Five developmental landmarks were defined: hatching, first ecdysis, second ecdysis, pupation, and adult emergence. All individuals were inspected for developmental landmarks; half of them (chosen at random) were also repeatedly measured and weighed. After a landmark had been recorded, the midpoint between the current and the previous inspection was used as the actual time of the landmark occurrence. Transitions between larval stages were determined based on the color of a larva (creamy-white shortly after ecdysis) and the width of the mesonotum [
46]. Sex of beetles was determined after emergence on the basis of the shape of the eighth abdominal sternite.
Inspections and measurements of larvae and pupae
Inspections and measurements were carried out at intervals representing 10% of the life stage duration [
12] (Table
1). A geometrical micrometer was used to measure in vivo larval length [
47]. A larva was placed in a 1.5-ml Eppendorf tube, and after it had become immobile and fully erected, its length (from clypeus to the last abdominal segment) was measured with a micrometer. An analytical balance AS 82/220.R2 (Radwag, Poland) was used to weigh larvae and pupae while being kept in a 1.5-ml Eppendorf tube.
Table 1
Inspection/measurement intervals (hours) in each temperature
Egg | 12 | 12 | 7 | 7 | 5 | 5 | 4 |
1st instar larva | 9 | 9 | 6 | 6 | 4 | 4 | 3 |
2nd instar larva | 11 | 11 | 8 | 8 | 6 | 6 | 5 |
3rd instar larva | 40 | 40 | 30 | 30 | 24 | 24 | 18 |
Pupa | 30 | 30 | 24 | 24 | 16 | 16 | 12 |
Statistical analyses
Differences between males and females in the duration of developmental stages and total immature development as well as in the adult insect length and weight at emergence were evaluated using the
t test for independent samples.
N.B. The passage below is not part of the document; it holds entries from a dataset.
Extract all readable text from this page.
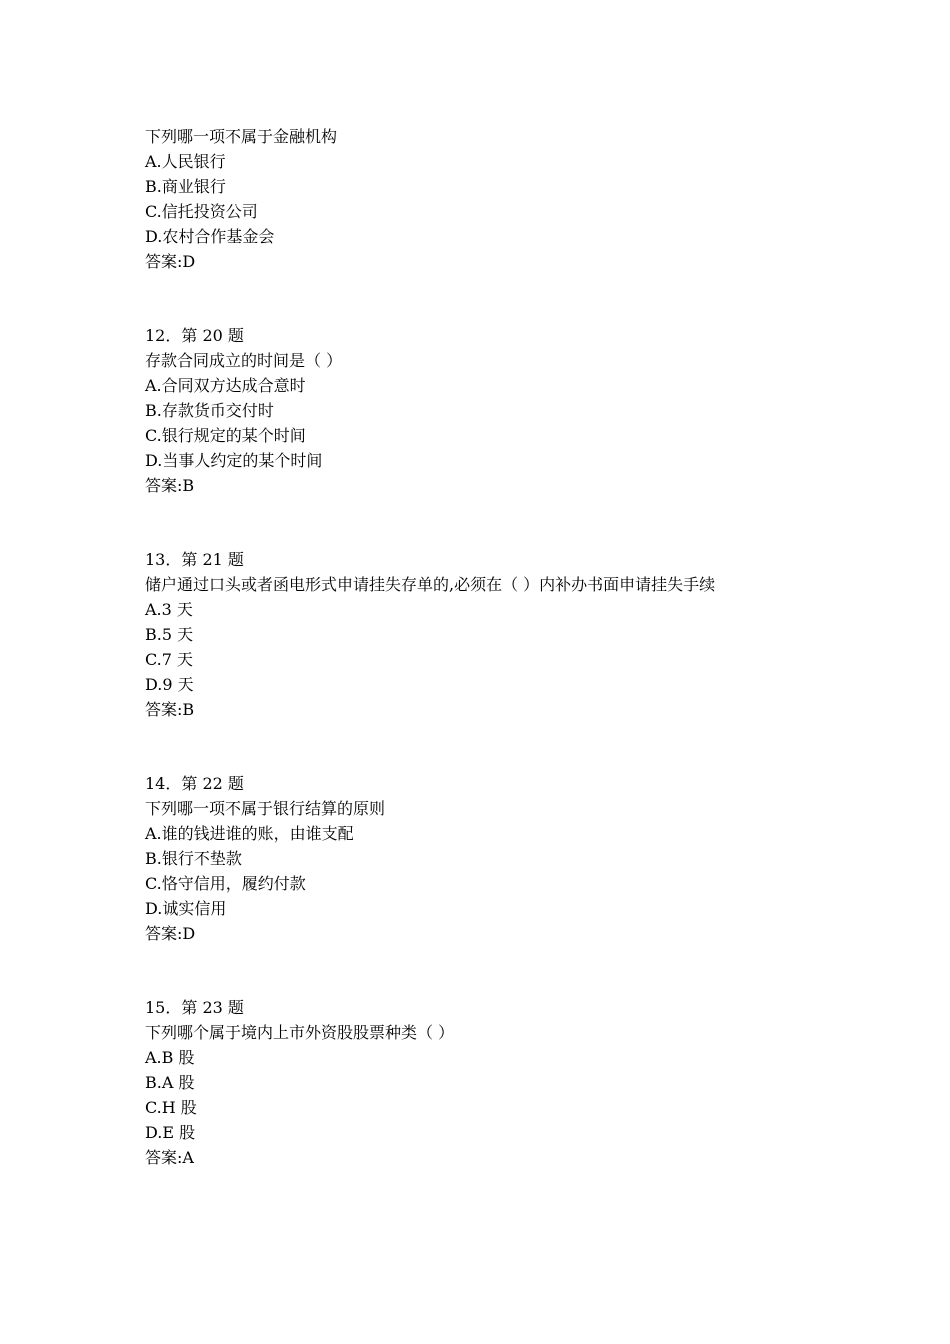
下列哪一项不属于金融机构
A.人民银行
B.商业银行
C.信托投资公司
D.农村合作基金会
答案:D
12．第 20 题
存款合同成立的时间是（ ）
A.合同双方达成合意时
B.存款货币交付时
C.银行规定的某个时间
D.当事人约定的某个时间
答案:B
13．第 21 题
储户通过口头或者函电形式申请挂失存单的,必须在（ ）内补办书面申请挂失手续
A.3 天
B.5 天
C.7 天
D.9 天
答案:B
14．第 22 题
下列哪一项不属于银行结算的原则
A.谁的钱进谁的账，由谁支配
B.银行不垫款
C.恪守信用，履约付款
D.诚实信用
答案:D
15．第 23 题
下列哪个属于境内上市外资股股票种类（ ）
A.B 股
B.A 股
C.H 股
D.E 股
答案:A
Thermal summation models for the total immature development were calculated separately for males and females, as well as for the pooled sample (i.e., the general model), using the equation proposed by Ikemoto and Takai [
9]. Eight insects per temperature and sex were randomly selected to be used for the modeling purposes; the rest of the specimens were used to test performance of the models in the age estimation task. Due to the large mortality at extreme temperatures, 15 and 30 °C were poorly represented in the validation sample. The validation included comparison of the thermal units needed to reach the adult stage, as calculated for each specimen at relevant developmental threshold, with the thermal constant from the model. The accuracy with which the model represented the actual thermal units needed for the emergence of the adult stage was compared across models using the
t test for correlated samples. All analyses were performed using Statistica 12 (StatSoft, Inc., 2014) at 5% level of significance.